News channel C5N showed how a group of workers managed to enter the National Institute against Discrimination and Racism (INADI, for its Spanish initials), but were stopped by federal police in the hallway. President Javier Milei has vowed to close the INADI.

The only other building the Herald could confirm employees managed to enter is the Kirchner Cultural Center, better known as CCK.

Police presence was also seen in the labor secretariat, the foreign ministry, the ex ESMA and Conicet, Argentina’s public research council, among others.

A new wave of state layoffs took place last week as thousands of temporary contracts scheduled to end on March 31 were not renewed. However, due to the long weekend that went on from Thursday to Tuesday, fired employees got their dismissal notifications before Holy Week.

Presidential Spokesman Manuel Adorni confirmed there were 15,000 dismissals. He added that anyone who entered public buildings illegally “will suffer the corresponding consequences.”

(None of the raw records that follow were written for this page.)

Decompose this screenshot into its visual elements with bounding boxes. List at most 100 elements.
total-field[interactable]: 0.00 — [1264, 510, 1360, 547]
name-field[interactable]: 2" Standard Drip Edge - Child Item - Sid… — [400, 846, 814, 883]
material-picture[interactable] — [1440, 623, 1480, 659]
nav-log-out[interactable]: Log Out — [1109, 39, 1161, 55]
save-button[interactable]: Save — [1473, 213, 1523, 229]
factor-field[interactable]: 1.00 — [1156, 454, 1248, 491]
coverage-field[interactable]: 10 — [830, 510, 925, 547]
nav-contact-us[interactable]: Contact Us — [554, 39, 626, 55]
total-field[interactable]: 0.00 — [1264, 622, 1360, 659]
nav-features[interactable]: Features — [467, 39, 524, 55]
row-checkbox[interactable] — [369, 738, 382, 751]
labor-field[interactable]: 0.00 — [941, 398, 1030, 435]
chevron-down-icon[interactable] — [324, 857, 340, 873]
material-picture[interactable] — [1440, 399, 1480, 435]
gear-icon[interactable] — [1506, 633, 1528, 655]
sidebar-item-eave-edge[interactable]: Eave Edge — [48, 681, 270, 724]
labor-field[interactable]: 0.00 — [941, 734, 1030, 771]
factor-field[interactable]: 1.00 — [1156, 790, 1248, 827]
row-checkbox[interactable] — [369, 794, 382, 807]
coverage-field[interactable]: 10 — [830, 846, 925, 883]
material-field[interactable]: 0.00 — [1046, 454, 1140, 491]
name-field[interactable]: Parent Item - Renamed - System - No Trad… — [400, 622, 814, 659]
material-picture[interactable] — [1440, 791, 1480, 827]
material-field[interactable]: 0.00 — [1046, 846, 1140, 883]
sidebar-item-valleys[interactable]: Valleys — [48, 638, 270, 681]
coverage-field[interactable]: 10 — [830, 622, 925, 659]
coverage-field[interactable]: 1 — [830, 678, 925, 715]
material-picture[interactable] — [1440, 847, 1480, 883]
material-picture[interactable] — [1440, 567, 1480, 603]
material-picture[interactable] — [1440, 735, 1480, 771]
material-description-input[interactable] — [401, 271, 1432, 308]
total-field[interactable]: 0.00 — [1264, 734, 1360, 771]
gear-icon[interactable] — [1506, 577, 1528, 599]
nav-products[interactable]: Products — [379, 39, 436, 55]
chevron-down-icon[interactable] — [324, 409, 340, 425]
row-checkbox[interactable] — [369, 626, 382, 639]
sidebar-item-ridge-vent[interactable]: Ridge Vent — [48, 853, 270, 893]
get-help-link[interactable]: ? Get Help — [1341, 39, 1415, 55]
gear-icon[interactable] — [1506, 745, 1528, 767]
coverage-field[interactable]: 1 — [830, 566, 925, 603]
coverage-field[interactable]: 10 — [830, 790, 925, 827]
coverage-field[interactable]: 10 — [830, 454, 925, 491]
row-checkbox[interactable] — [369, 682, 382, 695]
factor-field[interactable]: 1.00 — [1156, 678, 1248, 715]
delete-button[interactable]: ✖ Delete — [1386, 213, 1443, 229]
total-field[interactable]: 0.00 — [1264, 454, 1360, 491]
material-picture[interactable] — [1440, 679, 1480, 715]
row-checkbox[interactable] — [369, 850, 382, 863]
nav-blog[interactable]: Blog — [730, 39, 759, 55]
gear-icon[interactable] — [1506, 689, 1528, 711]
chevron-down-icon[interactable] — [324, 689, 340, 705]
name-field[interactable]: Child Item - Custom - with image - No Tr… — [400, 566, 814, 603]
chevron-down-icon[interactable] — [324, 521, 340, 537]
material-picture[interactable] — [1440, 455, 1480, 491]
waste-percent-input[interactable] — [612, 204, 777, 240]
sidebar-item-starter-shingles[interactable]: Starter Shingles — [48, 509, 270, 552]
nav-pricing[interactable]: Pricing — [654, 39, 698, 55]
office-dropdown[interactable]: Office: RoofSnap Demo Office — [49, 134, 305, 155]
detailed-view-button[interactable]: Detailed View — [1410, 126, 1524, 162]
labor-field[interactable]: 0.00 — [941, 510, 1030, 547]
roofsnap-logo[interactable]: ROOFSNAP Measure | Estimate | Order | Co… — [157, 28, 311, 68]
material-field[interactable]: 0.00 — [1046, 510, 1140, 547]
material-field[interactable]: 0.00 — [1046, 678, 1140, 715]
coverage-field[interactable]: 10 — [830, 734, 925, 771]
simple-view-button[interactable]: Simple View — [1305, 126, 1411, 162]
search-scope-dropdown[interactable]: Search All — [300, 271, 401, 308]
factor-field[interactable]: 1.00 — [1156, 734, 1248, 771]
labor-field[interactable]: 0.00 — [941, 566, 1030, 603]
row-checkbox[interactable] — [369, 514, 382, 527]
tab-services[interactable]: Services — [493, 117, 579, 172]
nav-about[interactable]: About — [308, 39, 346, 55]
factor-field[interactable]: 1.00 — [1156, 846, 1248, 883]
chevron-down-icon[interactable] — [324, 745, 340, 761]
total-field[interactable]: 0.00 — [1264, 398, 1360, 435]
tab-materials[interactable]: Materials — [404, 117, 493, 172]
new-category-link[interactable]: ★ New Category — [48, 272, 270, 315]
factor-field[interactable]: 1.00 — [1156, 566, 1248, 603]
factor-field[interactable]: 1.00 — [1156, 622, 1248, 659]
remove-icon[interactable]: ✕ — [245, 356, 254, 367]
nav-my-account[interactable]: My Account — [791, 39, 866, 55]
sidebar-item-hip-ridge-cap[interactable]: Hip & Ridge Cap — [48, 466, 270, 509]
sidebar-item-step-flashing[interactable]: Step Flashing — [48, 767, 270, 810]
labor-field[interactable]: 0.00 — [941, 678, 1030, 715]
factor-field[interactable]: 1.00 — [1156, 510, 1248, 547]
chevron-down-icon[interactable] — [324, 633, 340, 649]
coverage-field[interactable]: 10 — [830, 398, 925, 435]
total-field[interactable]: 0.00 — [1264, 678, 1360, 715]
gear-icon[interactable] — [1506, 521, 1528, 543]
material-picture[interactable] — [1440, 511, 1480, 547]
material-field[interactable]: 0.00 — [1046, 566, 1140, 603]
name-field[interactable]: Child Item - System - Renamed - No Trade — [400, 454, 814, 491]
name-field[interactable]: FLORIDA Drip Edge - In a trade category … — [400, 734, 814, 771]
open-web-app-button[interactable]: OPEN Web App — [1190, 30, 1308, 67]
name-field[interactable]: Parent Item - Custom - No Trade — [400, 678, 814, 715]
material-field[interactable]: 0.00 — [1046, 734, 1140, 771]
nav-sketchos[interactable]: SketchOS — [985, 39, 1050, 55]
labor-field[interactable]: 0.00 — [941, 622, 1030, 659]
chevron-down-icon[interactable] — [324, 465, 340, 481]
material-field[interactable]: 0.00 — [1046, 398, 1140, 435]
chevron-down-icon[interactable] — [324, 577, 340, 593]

“We are suffering tremendous levels of aggression,” Aguiar said. “The attack against our rights is unheard of.” 

ATE leaders and representatives will gather on Wednesday afternoon to debate whether  they would carry out a strike or other measures to protest the layoffs.

Aguiar said that “firing so many workers that entire offices have to close,” such as social security agency Anses, “greatly harm the right to social security.” He added that this is also affecting other “essential services” such as education, healthcare, food security, and the prevention of meteorological catastrophes due to the layoffs in the National Meteorological Service.